Why `precision=16` for me is almost useless for speeding up?

Part of my code is

checkpoint_callback = ModelCheckpoint(save_weights_only=False, mode="min",
        monitor="val_loss",dirpath='outputs',save_last=False,save_top_k=1)
trainer=pl.Trainer(gpus=1,strategy='dp',
        max_epochs=10,
        auto_lr_find=True,
        precision=16,
        callbacks=[
            checkpoint_callback,
            LearningRateMonitor("epoch"),
            RichProgressBar(),
        ],  
        log_every_n_steps=10,
        )
trainer.tune(model,train_loader,val_loader)
trainer.fit(model,train_loader,val_loader,ckpt_path=None)

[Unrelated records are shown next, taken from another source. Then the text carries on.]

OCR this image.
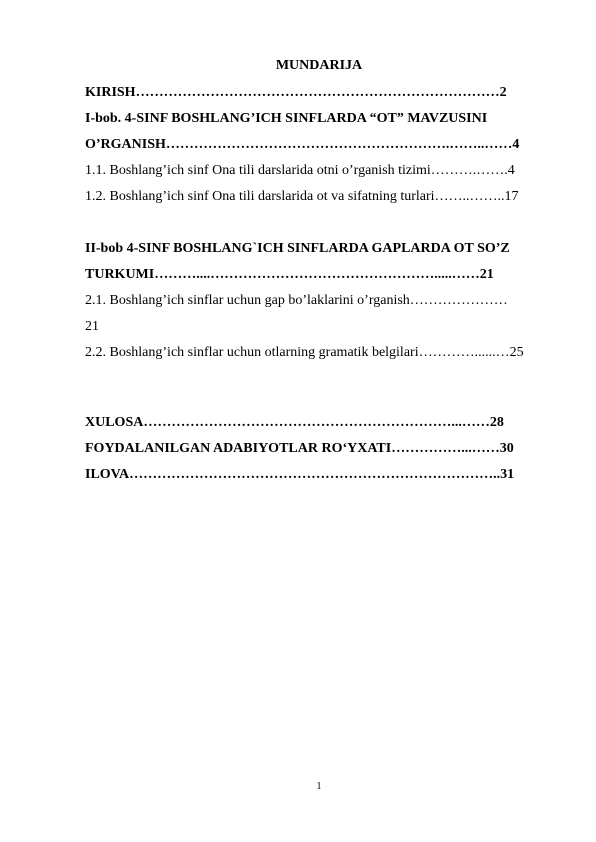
MUNDARIJA
KIRISH……………………………………………………………………2
I-bob. 4-SINF BOSHLANG’ICH SINFLARDA “OT” MAVZUSINI
O’RGANISH…………………………………………………….……..……4
1.1. Boshlang’ich sinf Ona tili darslarida otni o’rganish tizimi……….…….4
1.2. Boshlang’ich sinf Ona tili darslarida ot va sifatning turlari……..……..17
II-bob 4-SINF BOSHLANG`ICH SINFLARDA GAPLARDA OT SO’Z
TURKUMI………....………………………………………….....……21
2.1. Boshlang’ich sinflar uchun gap bo’laklarini o’rganish…………………
21
2.2. Boshlang’ich sinflar uchun otlarning gramatik belgilari…………......…25
XULOSA…………………………………………………………...……28
FOYDALANILGAN ADABIYOTLAR RO‘YXATI……………...……30
ILOVA……………………………………………………………………..31
1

After ten epochs, precision=32 costs 5m 33s while real time for precision=16 is 5m 55s. There are almost the same, and half precision is even a bit larger.
Used package version: pytorch-lightning 1.5.5, torch 1.10.0.
The device name is GeForce GTX 1080 Ti, cuda version is 11.1. GPU usage memory is 1167MiB, 1149MiB for precision 32 and 16 respectively. They are mostly the same.
Anybody has ever meet similary problem?

Hey,

This is expected for the 1080 Ti, as it does not support half-precision operations (as you need tensor cores (1) which the 1080Ti does have, but only first gen). First gen enables FP16 support in general but it may be slower and more memory hungry on these GPUs. It really only brought a benefit with the 20XX Series.

Best,
Justus